The Hard Lesson

With Bloomington leading 24-17 and possessing the ball at the La Quinta 3 with 1:36 remaining in the game and the Blackhawks having no timeouts, Bloomington running back Tony Davis ran in the touchdown to seemingly clinch a 30-17 Bruin victory.

The fat lady can start singing when the butter is hard, and not one minute before the jello starts jiggling. That was the hard lesson the 40 members of the Bloomington High football team learned in its CIF-SS Eastern Division playoff game with Riverside County La Quinta on Friday.

The scenario of the game's last 96 seconds is difficult to decipher and under the confusing circumstances of youthful enthusiasm, the rational thought process of one the most successful high school coach's in the nation, went mysteriously blank.


With Bloomington leading 24-17 and possessing the ball at the La qUinta 3 with 1:36 remaining in the game and the Blackhawks having no timeouts, Bloomington running back Tony Davis ran in the touchdown to seemingly clinch a 30-17 Bruin victory.


At this point, if Bloomington takes a knee three times, the game is over.


Instead, La Quinta took the following kickoff to its 26 with 40 second left and after two incompletions, Blackhawk QB Ryan Woods scored on a 40 yard run with six seconds left. La Quinta recovered its onside kick with two seconds left. Woods immediately took the snap and hurled a 48-yard bomb to Justin Smith, who was wide open in the end zone.


Ty James kicked the extra point and La Quinta had a 31-30 win after scoring 14 points in 40 seconds, and in the process teaching everyone, it's not over till it's over, and then not unil the lights are out and the eggs are cooling. Thank you Chick Hearn.

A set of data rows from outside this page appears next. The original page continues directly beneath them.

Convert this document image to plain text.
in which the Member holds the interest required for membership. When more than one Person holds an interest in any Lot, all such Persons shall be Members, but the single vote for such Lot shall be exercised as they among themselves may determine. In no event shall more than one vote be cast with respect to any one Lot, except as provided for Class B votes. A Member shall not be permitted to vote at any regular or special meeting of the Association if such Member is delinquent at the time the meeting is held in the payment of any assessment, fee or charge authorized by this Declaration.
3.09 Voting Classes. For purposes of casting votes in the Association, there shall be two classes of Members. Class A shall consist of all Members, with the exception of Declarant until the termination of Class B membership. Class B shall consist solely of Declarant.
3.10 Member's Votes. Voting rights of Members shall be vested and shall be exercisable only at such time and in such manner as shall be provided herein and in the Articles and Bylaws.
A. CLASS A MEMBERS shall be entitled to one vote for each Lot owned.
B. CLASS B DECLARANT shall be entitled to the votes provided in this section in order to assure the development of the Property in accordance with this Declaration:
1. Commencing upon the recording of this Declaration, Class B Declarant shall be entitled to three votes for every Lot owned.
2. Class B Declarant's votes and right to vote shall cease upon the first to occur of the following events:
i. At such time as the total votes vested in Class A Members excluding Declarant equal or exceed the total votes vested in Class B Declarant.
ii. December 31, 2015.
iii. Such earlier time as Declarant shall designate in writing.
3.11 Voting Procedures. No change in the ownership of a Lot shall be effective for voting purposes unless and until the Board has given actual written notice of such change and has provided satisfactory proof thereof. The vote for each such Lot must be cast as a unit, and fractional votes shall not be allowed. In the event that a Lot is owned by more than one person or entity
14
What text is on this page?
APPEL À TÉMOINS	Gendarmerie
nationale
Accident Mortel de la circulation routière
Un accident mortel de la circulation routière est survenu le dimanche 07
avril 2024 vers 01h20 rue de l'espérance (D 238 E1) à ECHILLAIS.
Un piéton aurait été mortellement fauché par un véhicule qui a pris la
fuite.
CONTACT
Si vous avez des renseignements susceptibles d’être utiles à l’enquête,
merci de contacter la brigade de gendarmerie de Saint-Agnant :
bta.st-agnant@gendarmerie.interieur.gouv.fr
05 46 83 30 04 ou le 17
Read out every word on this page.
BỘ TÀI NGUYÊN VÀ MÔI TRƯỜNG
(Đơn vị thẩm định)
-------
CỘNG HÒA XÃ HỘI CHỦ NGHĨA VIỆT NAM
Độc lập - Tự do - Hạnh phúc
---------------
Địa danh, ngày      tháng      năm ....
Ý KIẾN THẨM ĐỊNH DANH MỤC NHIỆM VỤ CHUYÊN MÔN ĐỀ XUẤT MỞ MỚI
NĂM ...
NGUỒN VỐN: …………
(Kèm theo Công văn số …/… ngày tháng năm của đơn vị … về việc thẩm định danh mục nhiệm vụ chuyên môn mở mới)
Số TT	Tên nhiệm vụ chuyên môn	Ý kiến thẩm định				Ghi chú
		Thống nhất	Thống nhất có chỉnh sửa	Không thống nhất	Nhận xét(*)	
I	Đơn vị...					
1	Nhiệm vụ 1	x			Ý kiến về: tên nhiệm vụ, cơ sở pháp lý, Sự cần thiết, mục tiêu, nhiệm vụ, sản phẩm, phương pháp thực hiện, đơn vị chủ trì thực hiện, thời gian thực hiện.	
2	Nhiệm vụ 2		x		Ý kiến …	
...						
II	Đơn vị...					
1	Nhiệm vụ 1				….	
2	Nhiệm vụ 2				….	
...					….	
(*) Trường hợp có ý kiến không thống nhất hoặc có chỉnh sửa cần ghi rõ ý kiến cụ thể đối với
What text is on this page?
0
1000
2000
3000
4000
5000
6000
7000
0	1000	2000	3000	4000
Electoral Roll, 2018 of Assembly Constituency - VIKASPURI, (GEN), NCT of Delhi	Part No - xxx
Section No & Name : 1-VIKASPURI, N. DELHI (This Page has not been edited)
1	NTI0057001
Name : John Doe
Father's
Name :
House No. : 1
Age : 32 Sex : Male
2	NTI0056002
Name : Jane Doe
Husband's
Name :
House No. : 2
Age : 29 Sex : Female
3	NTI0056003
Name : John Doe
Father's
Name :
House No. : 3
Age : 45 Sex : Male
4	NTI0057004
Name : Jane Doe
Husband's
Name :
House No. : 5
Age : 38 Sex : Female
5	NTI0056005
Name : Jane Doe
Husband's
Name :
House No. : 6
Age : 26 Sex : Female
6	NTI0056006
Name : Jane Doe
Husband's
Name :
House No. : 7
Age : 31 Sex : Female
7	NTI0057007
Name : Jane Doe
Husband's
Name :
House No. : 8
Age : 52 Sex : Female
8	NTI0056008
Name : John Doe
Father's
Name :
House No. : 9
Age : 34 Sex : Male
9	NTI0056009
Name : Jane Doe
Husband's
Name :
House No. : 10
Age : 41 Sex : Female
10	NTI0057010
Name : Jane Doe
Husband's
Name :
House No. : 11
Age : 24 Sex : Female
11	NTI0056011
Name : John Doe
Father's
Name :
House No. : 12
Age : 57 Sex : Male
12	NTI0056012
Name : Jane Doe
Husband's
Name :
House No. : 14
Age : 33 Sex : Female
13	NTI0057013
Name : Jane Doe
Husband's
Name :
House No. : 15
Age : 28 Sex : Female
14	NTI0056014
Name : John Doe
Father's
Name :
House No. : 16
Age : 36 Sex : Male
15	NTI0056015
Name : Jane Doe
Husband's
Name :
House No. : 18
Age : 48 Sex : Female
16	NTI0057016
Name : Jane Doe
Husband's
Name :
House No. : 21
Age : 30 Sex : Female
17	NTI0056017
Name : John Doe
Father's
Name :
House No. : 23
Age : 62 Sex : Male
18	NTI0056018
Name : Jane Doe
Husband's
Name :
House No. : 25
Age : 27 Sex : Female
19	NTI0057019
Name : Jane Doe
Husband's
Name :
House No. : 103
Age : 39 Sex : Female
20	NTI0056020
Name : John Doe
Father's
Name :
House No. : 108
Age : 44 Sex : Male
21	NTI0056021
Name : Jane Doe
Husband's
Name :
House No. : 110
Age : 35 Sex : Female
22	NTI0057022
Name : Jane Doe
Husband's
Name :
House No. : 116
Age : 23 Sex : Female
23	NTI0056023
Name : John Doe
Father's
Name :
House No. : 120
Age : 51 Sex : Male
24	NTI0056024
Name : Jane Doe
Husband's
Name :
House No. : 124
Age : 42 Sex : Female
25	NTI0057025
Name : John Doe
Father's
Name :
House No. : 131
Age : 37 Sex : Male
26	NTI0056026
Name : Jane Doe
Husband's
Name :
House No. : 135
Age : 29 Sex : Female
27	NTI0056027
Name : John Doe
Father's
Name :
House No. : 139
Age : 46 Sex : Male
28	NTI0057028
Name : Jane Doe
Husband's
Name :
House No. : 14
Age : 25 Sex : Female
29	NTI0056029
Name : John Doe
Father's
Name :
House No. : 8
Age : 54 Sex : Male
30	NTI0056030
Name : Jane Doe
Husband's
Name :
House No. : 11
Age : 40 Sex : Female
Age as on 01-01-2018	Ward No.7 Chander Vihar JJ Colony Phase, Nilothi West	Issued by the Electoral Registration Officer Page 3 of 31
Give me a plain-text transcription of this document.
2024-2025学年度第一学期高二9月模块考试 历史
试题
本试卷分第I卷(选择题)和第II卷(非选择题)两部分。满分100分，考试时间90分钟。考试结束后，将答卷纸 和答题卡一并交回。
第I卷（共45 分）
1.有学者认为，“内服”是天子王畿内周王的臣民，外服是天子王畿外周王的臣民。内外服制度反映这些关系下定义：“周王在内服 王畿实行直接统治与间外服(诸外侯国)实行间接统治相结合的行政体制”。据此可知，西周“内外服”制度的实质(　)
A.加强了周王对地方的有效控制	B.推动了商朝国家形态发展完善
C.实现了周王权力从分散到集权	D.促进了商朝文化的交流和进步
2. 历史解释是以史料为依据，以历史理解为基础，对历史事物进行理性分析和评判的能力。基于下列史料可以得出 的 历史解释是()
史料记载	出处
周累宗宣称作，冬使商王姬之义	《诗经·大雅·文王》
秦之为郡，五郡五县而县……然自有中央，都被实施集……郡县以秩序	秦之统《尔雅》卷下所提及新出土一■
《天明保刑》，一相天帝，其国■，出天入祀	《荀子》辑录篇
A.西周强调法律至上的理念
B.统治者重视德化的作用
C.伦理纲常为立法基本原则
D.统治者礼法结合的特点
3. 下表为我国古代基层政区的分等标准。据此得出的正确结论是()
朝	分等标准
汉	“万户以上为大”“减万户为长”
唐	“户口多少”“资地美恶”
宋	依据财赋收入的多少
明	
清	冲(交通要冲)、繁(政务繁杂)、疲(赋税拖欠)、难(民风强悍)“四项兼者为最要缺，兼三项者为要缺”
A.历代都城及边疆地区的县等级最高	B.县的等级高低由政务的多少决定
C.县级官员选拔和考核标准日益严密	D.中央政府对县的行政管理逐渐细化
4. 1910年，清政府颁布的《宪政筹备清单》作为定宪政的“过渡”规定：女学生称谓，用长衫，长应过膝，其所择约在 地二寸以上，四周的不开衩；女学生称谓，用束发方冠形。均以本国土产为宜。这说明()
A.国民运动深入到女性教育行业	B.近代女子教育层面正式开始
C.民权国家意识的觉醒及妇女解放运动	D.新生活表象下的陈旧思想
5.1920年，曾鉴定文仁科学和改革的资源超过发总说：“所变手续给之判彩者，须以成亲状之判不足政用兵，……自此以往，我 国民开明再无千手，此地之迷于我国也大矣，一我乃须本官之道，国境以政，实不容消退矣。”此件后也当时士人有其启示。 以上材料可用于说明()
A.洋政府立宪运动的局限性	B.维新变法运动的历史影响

The big boner by Bloomington coach Don Markham almost went unmentioned until it was detected by veteran Southern California sportswriter Paul Oberjuerge, who asked Markham why his team just didn't take a knee three times instead of scoring its last touchdown---knowing La Quinta had no timeouts.


"The kids wanted to pound in the touchdown and I wanted to take a knee," said Markham, who has more than 300 wins and five CIF championships as a head coach.


"They didn't take a knee and you can't change the score."


Possibly, Markham called his team to kneel, but maybe his young running back ran it in anyway.


This cruel turn of events happened in front of many high school coaches who were at the game to study Markham's double-wing offense. His long time student and friend Myron Miller, head coach at Tustin High was on the sidelines, and after the game wore a mystified look.

There were a number of issues that also happened prior to, and during the turmoil of La Quinta's winning TD strikes.


First, Bloomington had an inexperienced person working its malfunctioning game clock. If operated properly, everyone knows the clock can be the friend of the home team. Not in this case. With Bloomington in possession with 6:27 left, the clock operator had to be constantly reminded to "start the clock." In addition, when the clock did start it seemed to go into slow mode. The referees should have noticed and went to hand-held stop watches.


Secondly, the game's public address announcer was distracting his home team with a constant stream of CIF mandated commercial announcements. "We want to thank Gaterade, we want to thank Toyota, we want to thank Sports Chalet," etc, etc, etc. There are 21 of these obnoxious and diverting messages that must be announced two times each during the game. You cannot hear your team signals above this commercial noise.


Third, the Bloomington public address announcer went into his Chick Hearn routinel after the Bruins made it 30-17 with 40 seconds left. "The lights are out, butter's getting hard, the jello is jiggling." If that wasn't motivation for La Quinta, nothing else could be. Actually, "the mustard came off the hot dog" at Bloomington.

The Riverside Press-Enterprise reported seeing La Quinta player's crying in sorrow before its unbelievable comeback. "I thought we had lost. I thought my high school career was over," said Smith. "Right now, I don't know what to say and I don't know exactly what happened. On the last play, I was told to go deep and make the play. I'm a play maker and play maker's make plays."


La Quinta coach Dan Armstrong said because this came in a playoff situation, it was the biggest comeback win of his 26 year coaching career. "If Bloomington takes a knee, they win. I don't know why, but I'm sure glad they didn't. Don Markham is not known for taking a knee."

All said and done, the whole situation was put in perspective by 8-year-old Riverside resident Blake Morales, who said, "I find it very weird and strange that all these old people are making such a big deal about what young people do."

Yes Blake, and when you work hard to earn something, be sure to put it in your pocket before someone swipes it.